Do you pronounce Canada’s favourite dish “pou-tin” or “poo-teen”? Well, that depends on where you are and who you are talking to.
In the heart of poutine country in Quebec and New Brunswick, francophones vote “pou-tin” all the way. Outside of those provinces, it’s straight anglo with “pou-tine”.
Either way you slice it, poutine is the best thing to happen to potatoes since, well, cheese curds and gravy! And with National Poutine Day coming up on April 11, we ask you:
Eat in? Or take out?
Coming out of mid-century Quebec, poutine’s true origin is not confirmed. One story from 1950’s Warwick, Quebec has a restaurant customer ask for fries, cheese, and gravy. To which the owner proclaimed, “Ça va faire une maudite poutine,” or, “That’s going to make a dreadful mess.”
Indeed. Poutine is a hot mess of the very best kind. What makes it so good?

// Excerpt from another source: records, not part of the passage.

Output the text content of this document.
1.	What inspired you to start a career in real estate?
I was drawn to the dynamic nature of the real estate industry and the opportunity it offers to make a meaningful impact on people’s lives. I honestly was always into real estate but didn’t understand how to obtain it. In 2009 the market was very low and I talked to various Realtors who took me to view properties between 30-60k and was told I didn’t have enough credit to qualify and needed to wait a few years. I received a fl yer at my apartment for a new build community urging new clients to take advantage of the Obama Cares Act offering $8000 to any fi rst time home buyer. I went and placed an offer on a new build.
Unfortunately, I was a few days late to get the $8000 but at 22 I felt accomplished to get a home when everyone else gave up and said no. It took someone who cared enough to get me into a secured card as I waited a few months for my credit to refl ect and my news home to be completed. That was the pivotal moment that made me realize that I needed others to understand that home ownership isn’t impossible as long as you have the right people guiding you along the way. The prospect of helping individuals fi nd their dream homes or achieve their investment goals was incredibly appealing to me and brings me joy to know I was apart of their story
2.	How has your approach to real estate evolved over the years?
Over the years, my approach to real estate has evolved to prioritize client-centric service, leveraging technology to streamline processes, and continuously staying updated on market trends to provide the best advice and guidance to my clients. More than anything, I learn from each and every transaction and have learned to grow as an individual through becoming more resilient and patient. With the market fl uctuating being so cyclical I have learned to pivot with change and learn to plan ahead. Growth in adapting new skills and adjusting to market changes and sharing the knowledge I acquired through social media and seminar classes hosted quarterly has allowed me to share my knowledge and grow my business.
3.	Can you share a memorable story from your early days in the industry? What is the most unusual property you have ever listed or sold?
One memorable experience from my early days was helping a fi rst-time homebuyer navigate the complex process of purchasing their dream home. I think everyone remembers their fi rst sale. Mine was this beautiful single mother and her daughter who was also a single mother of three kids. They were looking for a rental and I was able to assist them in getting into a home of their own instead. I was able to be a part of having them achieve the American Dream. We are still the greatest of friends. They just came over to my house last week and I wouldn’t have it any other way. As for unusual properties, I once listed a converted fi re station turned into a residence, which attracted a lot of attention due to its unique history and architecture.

Squeaky cheese curds are the benchmark for the very best traditional poutine. You’ll only hear the squeak when the curds are very fresh, and some curd-experts insist that a curd must be eaten before it spends even one night in a fridge. However, although not as noticeable after refrigeration, the squeak will usually last a day or two before it finally dissipates. If you want the squeak, your best bet is to stop at our Cheese Shop in Courtenay (635 McPhee) around 1:30 on a Wednesday afternoon and you’ll be able to pick up a bag still warm from the vat. The taste, texture and shape also make it the perfect snacking cheese, as you can eat it straight from the bag like popcorn. We have customers who pick up two bags when they come to the shop on Wednesdays – one for making poutine, and one for the drive home.
Some gravies are lighter and chicken stock based, while others are dark and beefy. We prefer our gravy somewhere in the middle. For that, we look to French-Canadian and tv host, Ricardo. His recipe uses a 2/3 blend of both chicken and beef, which we think is the perfect balance.

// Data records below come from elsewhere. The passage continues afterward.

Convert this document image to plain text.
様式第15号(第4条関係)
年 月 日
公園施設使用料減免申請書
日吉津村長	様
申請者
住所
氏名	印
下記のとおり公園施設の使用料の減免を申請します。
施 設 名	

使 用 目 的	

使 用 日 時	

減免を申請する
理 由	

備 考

We like our fries thick, hand-cut, and twice fried. The fries have to be heavily crispy to stand up to hot gravy, and will provide the best textural contrast in a meal with only three star ingredients.
From Vancouver BC, to St. John’s, NL you can find poutine in menus across the nation. When it comes to eat in vs take out, we like mastering the ingredients and preparing the best poutine at home. While there are countless recipes for it’s preparation, we like Ricardo’s recipe for Brown Gravy Sauce for Poutine.